Explained: The Difference Between Highsides and Lowsides and How to Avoid Them
Riding always comes with risks. Sometimes other vehicles are the risk. Sometimes road debris are the risk. Often, when riding alone through winding roads, the curves are the risks. The most common crashes in high speed curves are either target fixation, highsides, or lowsides. In today's news, we saw MotoGP racer Marc Marquez take a nasty highside crash while warming up for Indonesian GP. Luckily, Marquez walked away relatively unscathed although with concerns of a mild concussion, was declared unfit to race in the Indonesian GP. In this article, we'll go over what highsides and lowsides are and what causes them.
Watch Marc Marquez highside while warming up for Indonesia GP below:
A lowside crash is where the bike slides under you and ends up on the same side of the road you're turning on. This occurs when the front or rear wheel slips, usually as a result of excessive braking into the corner, excessive acceleration into or out of the corner, or simply too high speed into the corner for grip available (this may be because the surface is changing, for example if there is gravel or dust on the road). To avoid lowside crashes, brake and downshift before arriving at the turn.
A lowside crash is generally less damaging than a highside crash, all things being equal, because with a highside crash it can throw the rider through the air in front of the bike.
If you brake in a straight line, it's much harder to have a lowside crash. Riders typically experience lowsides if they continue to brake when they begin to turn. A lowside during straight-line braking can occur on an elevated road or on a road with enough camber for a locked wheel to slip sideways.
As you can see in the video below, the front wheel loses grip and spins inward when the rider leans the bike too much. You can hear on the audio that the rider is still on the throttle in the turn. A little less speed and less angle would have resulted in the rider staying on the bike. The bike lays on its side and both the rider and the bike slide off to the side of the road. In this particular case, the speed was quite low and the rider had nothing solid to hit when he slid off the road. The bike body and handle are damaged. The rider wore full protective gear and walked away unscathed.
Rear wheel lowside crashes are almost always caused by too much acceleration. In this case you can hear rider applying the accelerator and the bike loses grip in the rear, spinning out and causing panel damage. Again, the rider is wearing full protective gear and it’s a fairly slow speed corner.
A lowside can also happen if the rider drags the peg on the road surface because this lifts the bike, reducing the grip. Whether it’s the front wheel or rear wheel that slides will depend on the centre of gravity of the bike and the location of the peg.

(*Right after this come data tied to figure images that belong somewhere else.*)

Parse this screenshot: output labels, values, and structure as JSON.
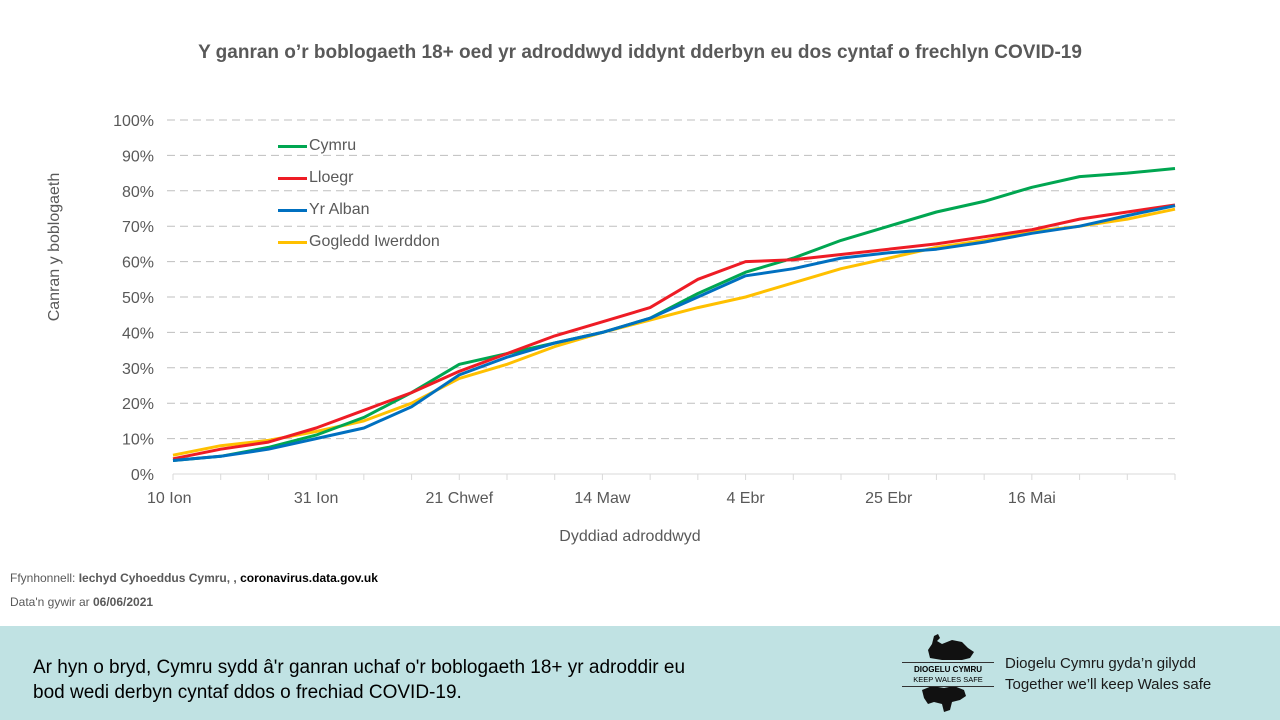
{
  "chart_data": {
    "type": "line",
    "title": "Y ganran o’r boblogaeth 18+ oed yr adroddwyd iddynt dderbyn eu dos cyntaf o frechlyn COVID-19",
    "xlabel": "Dyddiad adroddwyd",
    "ylabel": "Canran y boblogaeth",
    "ylim": [
      0,
      100
    ],
    "y_ticks": [
      "0%",
      "10%",
      "20%",
      "30%",
      "40%",
      "50%",
      "60%",
      "70%",
      "80%",
      "90%",
      "100%"
    ],
    "x_tick_labels": [
      "10 Ion",
      "31 Ion",
      "21 Chwef",
      "14 Maw",
      "4 Ebr",
      "25 Ebr",
      "16 Mai"
    ],
    "grid": "horizontal dashed",
    "legend_position": "upper left inside",
    "x": [
      "10 Ion",
      "17 Ion",
      "24 Ion",
      "31 Ion",
      "7 Chwef",
      "14 Chwef",
      "21 Chwef",
      "28 Chwef",
      "7 Maw",
      "14 Maw",
      "21 Maw",
      "28 Maw",
      "4 Ebr",
      "11 Ebr",
      "18 Ebr",
      "25 Ebr",
      "2 Mai",
      "9 Mai",
      "16 Mai",
      "23 Mai",
      "30 Mai",
      "5 Meh"
    ],
    "series": [
      {
        "name": "Cymru",
        "color": "#00a651",
        "values": [
          3.8,
          5.0,
          7.5,
          11.0,
          16.0,
          23.0,
          31.0,
          34.0,
          37.0,
          40.0,
          44.0,
          51.0,
          57.0,
          61.0,
          66.0,
          70.0,
          74.0,
          77.0,
          81.0,
          84.0,
          85.0,
          86.3
        ]
      },
      {
        "name": "Lloegr",
        "color": "#ee1c25",
        "values": [
          4.3,
          7.0,
          9.0,
          13.0,
          18.0,
          23.0,
          29.0,
          34.0,
          39.0,
          43.0,
          47.0,
          55.0,
          60.0,
          60.5,
          62.0,
          63.5,
          65.0,
          67.0,
          69.0,
          72.0,
          74.0,
          76.0
        ]
      },
      {
        "name": "Yr Alban",
        "color": "#0070c0",
        "values": [
          3.8,
          5.0,
          7.0,
          10.0,
          13.0,
          19.0,
          28.0,
          33.0,
          37.0,
          40.0,
          44.0,
          50.0,
          56.0,
          58.0,
          61.0,
          62.5,
          63.5,
          65.5,
          68.0,
          70.0,
          73.0,
          75.8
        ]
      },
      {
        "name": "Gogledd Iwerddon",
        "color": "#ffc000",
        "values": [
          5.3,
          8.0,
          9.5,
          12.0,
          15.0,
          20.0,
          27.0,
          31.0,
          36.0,
          40.0,
          43.5,
          47.0,
          50.0,
          54.0,
          58.0,
          61.0,
          64.0,
          66.0,
          68.5,
          70.0,
          72.0,
          74.8
        ]
      }
    ]
  },
  "source": {
    "prefix": "Ffynhonnell: ",
    "org": "Iechyd Cyhoeddus Cymru, , ",
    "url": "coronavirus.data.gov.uk"
  },
  "data_date": {
    "prefix": "Data'n gywir ar ",
    "date": "06/06/2021"
  },
  "footer": {
    "message": "Ar hyn o bryd, Cymru sydd â'r ganran uchaf o'r boblogaeth 18+ yr adroddir eu bod wedi derbyn cyntaf ddos o frechiad COVID-19.",
    "logo_line1": "DIOGELU CYMRU",
    "logo_line2": "KEEP WALES SAFE",
    "slogan_line1": "Diogelu Cymru gyda’n gilydd",
    "slogan_line2": "Together we’ll keep Wales safe",
    "background": "#c0e2e3"
  }
}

Injury risks with a lowside crash
Injuries tend to be less severe in lowside crashes. The rider usually slips behind the bike and if proper protective clothing is worn, roadrash can be avoided. If speeds are high, the rider may slide into something fixed like a railing or a tree, or if turning left, they may slide into the opposite lane into oncoming traffic. Riders who choose not to wear a full face helmet risk serious facial injuries in a lowside, as the crash will cause the rider to fall sideways onto the tarmac.

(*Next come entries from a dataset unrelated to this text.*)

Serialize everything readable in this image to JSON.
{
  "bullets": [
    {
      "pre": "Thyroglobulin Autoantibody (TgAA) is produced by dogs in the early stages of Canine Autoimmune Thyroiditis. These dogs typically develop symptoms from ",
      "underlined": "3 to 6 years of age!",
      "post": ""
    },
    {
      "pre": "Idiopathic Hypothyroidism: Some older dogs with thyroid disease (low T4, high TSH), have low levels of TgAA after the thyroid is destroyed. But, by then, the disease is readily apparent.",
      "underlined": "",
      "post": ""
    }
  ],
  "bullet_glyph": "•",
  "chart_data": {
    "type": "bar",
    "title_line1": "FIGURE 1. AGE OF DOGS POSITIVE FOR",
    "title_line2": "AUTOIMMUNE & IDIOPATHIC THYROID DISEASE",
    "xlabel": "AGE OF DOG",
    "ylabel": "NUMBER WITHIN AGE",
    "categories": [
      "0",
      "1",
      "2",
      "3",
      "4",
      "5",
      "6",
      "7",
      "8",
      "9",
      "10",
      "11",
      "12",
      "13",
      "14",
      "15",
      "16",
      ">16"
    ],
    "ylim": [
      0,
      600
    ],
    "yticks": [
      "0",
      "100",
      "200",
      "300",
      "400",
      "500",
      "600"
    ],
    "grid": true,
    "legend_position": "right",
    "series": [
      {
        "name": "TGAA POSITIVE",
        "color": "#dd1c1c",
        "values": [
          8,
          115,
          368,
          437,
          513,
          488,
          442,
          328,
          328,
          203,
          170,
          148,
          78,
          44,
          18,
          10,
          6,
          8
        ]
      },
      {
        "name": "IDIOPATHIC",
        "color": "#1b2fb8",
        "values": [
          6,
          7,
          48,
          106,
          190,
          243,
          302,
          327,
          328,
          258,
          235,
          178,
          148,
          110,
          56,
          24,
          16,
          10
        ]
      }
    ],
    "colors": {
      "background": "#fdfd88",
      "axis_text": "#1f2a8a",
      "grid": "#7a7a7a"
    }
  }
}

When the rider falls, bruises may occur on the hip, elbow, knee and ankle on the lower side. If the ankle is trapped under the bike, it can cause more serious injuries such as fracture or breakage.
A highside is caused when the rear wheel loses lateral grip then regains it violently. A highside can be caused if the wheel locks up if the engine seizes or the chain comes off. A highside crash is more dangerous because the rider is usually flung over the bike, often in the path of travel of the bike. If the rider hits something solid and stops, the bike can then hit the rider at speed causing serious injuries. The highside is more violent on the bike, too.

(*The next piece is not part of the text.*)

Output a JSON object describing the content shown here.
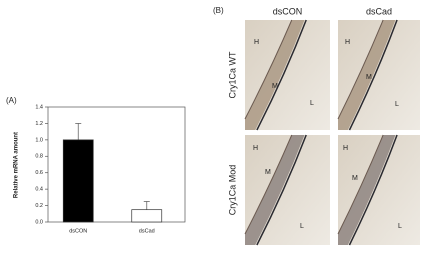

It is most common when the rider over-corrects a rear-wheel slide. The bike suddenly grips and sends the rider the other way.
In this video you can see the biker’s point of view. The rear wheel suddenly loses grip and slides out, but then regains grip flinging the rider headfirst off the bike. This video has an excellent slow motion component explaining what’s happening, from about 2 minutes in.
A loose chain can cause a wheel to lock which can initiate a skid that could cause a highside.